Stop and Remove the Pebble from Your Shoe

May 6, 2020

By Karen Makishima, Director of Family life Ministries

Some of us on the First Prez staff are on a 30-day online retreat called Ascending with Ignatius led by Mark Edward Thibodeaux. It embraces the guidelines of St. Ignatius, who was a priest and theologian in the 1500’s. St. Ignatius developed spiritual exercises like the Daily Examen that we still use today to help us reflect more on God and be drawn closer to Him.

Day 2 of the retreat takes a look at the book of Genesis, where we find God creating the universe, the world, and humankind, and then declaring His creation as very good. Genesis 3 even implies that God would go regularly to the garden He created to spend time with Adam and Eve, indicating that God created humans to be in close relationship with Him and with each other.

But instead of us enjoying this intimacy with God, humanity’s response to Him, more often than not, is rebellion. We get stuck in our sins and become captives separated from our Creator. We cannot run “the good race for Christ” (2 Timothy 4) if sin is holding us back.

Mark Thibodeaux says, “Sin is like a pebble in our shoe.” We have to remove the pebble. Otherwise we will not be able to run the race well.

I wonder if God is using this time of COVID-19 to bring us out of our busy routines and schedules that draw us away from Him – to take those pebbles out of our shoes. Many of us are so caught on life’s wheel of too much work, Netflix, fine foods, sports, academia, shopping, etc. that we leave no space to walk with God. As a result, our relationships have been deprived of care and attention, including our relationship with our Creator.

Jeremiah 29: 11 - 14

11 For I know the plans I have for you,” declares the Lord, “plans to prosper you and not to harm you, plans to give you hope and a future. 12 Then you will call on me and come and pray to me, and I will listen to you. 13 You will seek me and find me when you seek me with all your heart. 14 I will be found by you,” declares the Lord, “and will bring you back from captivity.

Those verses remind us that God has a plan to prosper us. He wants to restore our marriages, and our relationships with family & friends.

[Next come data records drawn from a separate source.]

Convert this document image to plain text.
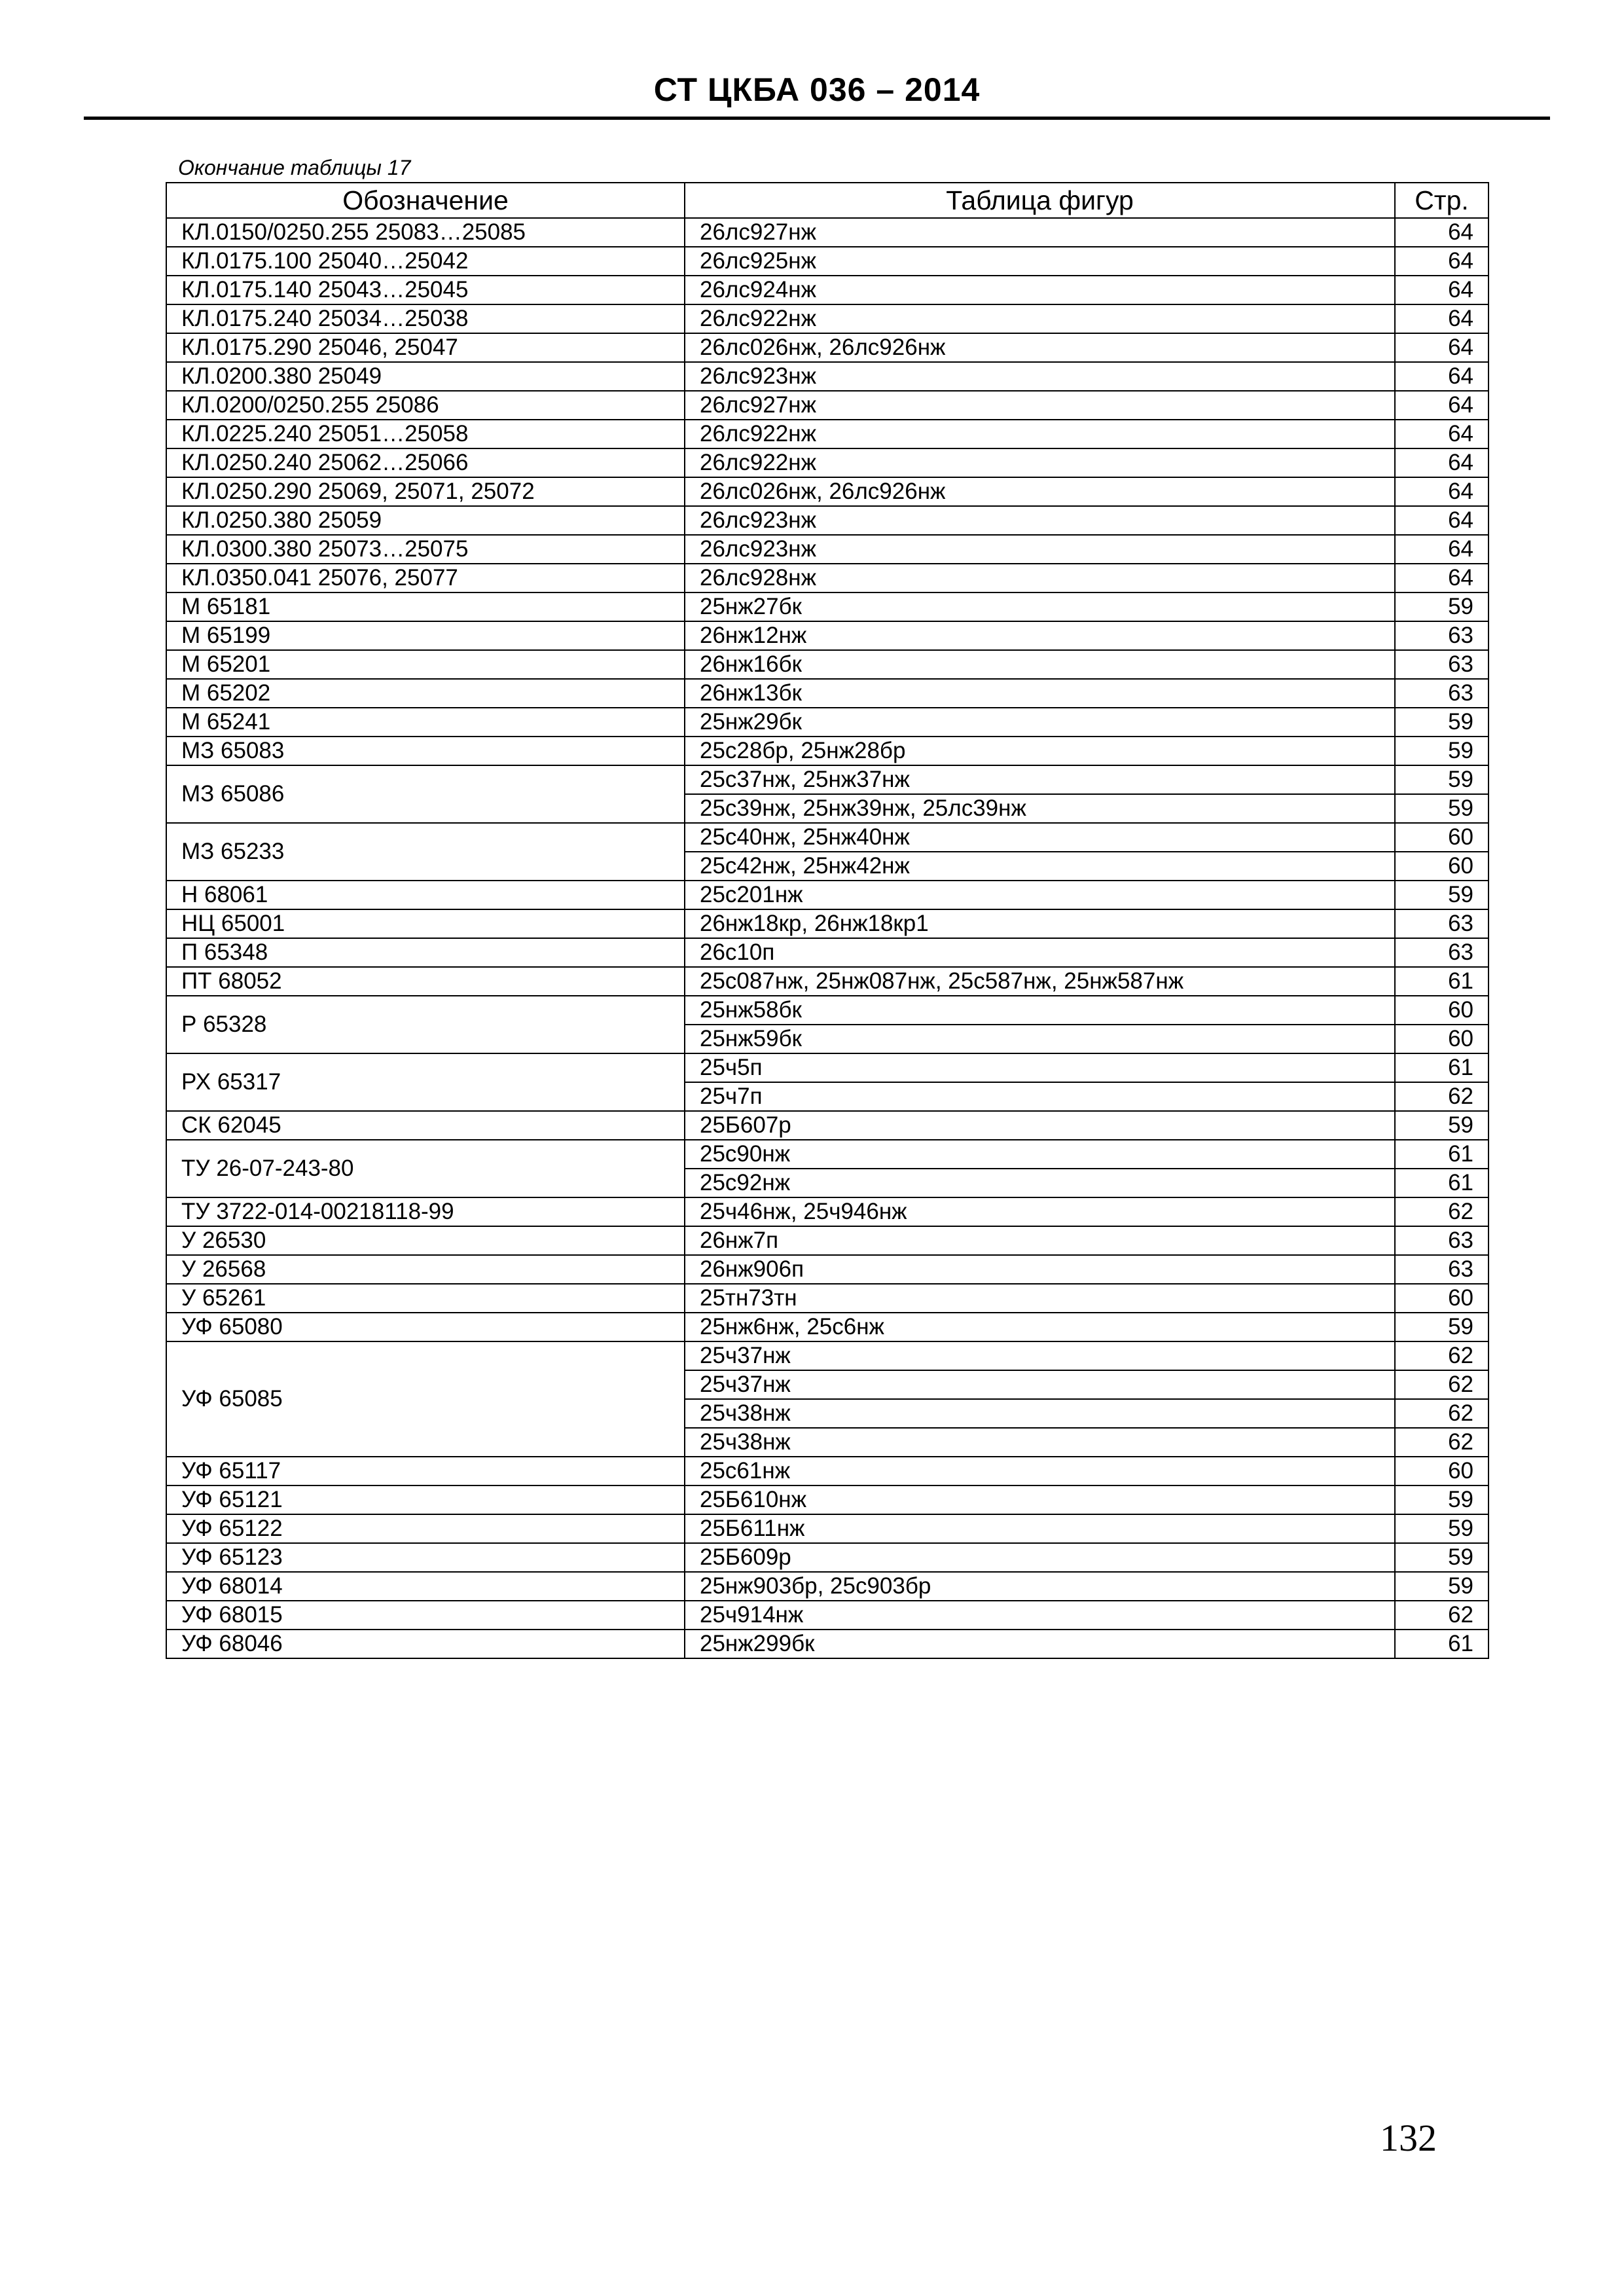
СТ ЦКБА 036 – 2014
Окончание таблицы 17
Обозначение	Таблица фигур	Стр.
КЛ.0150/0250.255 25083…25085	26лс927нж	64
КЛ.0175.100 25040…25042	26лс925нж	64
КЛ.0175.140 25043…25045	26лс924нж	64
КЛ.0175.240 25034…25038	26лс922нж	64
КЛ.0175.290 25046, 25047	26лс026нж, 26лс926нж	64
КЛ.0200.380 25049	26лс923нж	64
КЛ.0200/0250.255 25086	26лс927нж	64
КЛ.0225.240 25051…25058	26лс922нж	64
КЛ.0250.240 25062…25066	26лс922нж	64
КЛ.0250.290 25069, 25071, 25072	26лс026нж, 26лс926нж	64
КЛ.0250.380 25059	26лс923нж	64
КЛ.0300.380 25073…25075	26лс923нж	64
КЛ.0350.041 25076, 25077	26лс928нж	64
М 65181	25нж27бк	59
М 65199	26нж12нж	63
М 65201	26нж16бк	63
М 65202	26нж13бк	63
М 65241	25нж29бк	59
МЗ 65083	25с28бр, 25нж28бр	59
МЗ 65086	25с37нж, 25нж37нж	59
	25с39нж, 25нж39нж, 25лс39нж	59
МЗ 65233	25с40нж, 25нж40нж	60
	25с42нж, 25нж42нж	60
Н 68061	25с201нж	59
НЦ 65001	26нж18кр, 26нж18кр1	63
П 65348	26с10п	63
ПТ 68052	25с087нж, 25нж087нж, 25с587нж, 25нж587нж	61
Р 65328	25нж58бк	60
	25нж59бк	60
РХ 65317	25ч5п	61
	25ч7п	62
СК 62045	25Б607р	59
ТУ 26-07-243-80	25с90нж	61
	25с92нж	61
ТУ 3722-014-00218118-99	25ч46нж, 25ч946нж	62
У 26530	26нж7п	63
У 26568	26нж906п	63
У 65261	25тн73тн	60
УФ 65080	25нж6нж, 25с6нж	59
УФ 65085	25ч37нж	62
	25ч37нж	62
	25ч38нж	62
	25ч38нж	62
УФ 65117	25с61нж	60
УФ 65121	25Б610нж	59
УФ 65122	25Б611нж	59
УФ 65123	25Б609р	59
УФ 68014	25нж903бр, 25с903бр	59
УФ 68015	25ч914нж	62
УФ 68046	25нж299бк	61
132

He wants to restore our health, our joy, and restore shalom (Hebrew for peace) in our homes. And most of all He wants to restore our relationship with Him but we need to be willing to spend time with Him.

This is God’s promise to me: when I call on Him and seek Him with all my heart, He will find me and bring me out of captivity. It is His promise for you too.

I pray that this time of sheltering in place would be a time of removing the pebbles from our shoes so that we can run the race with joy.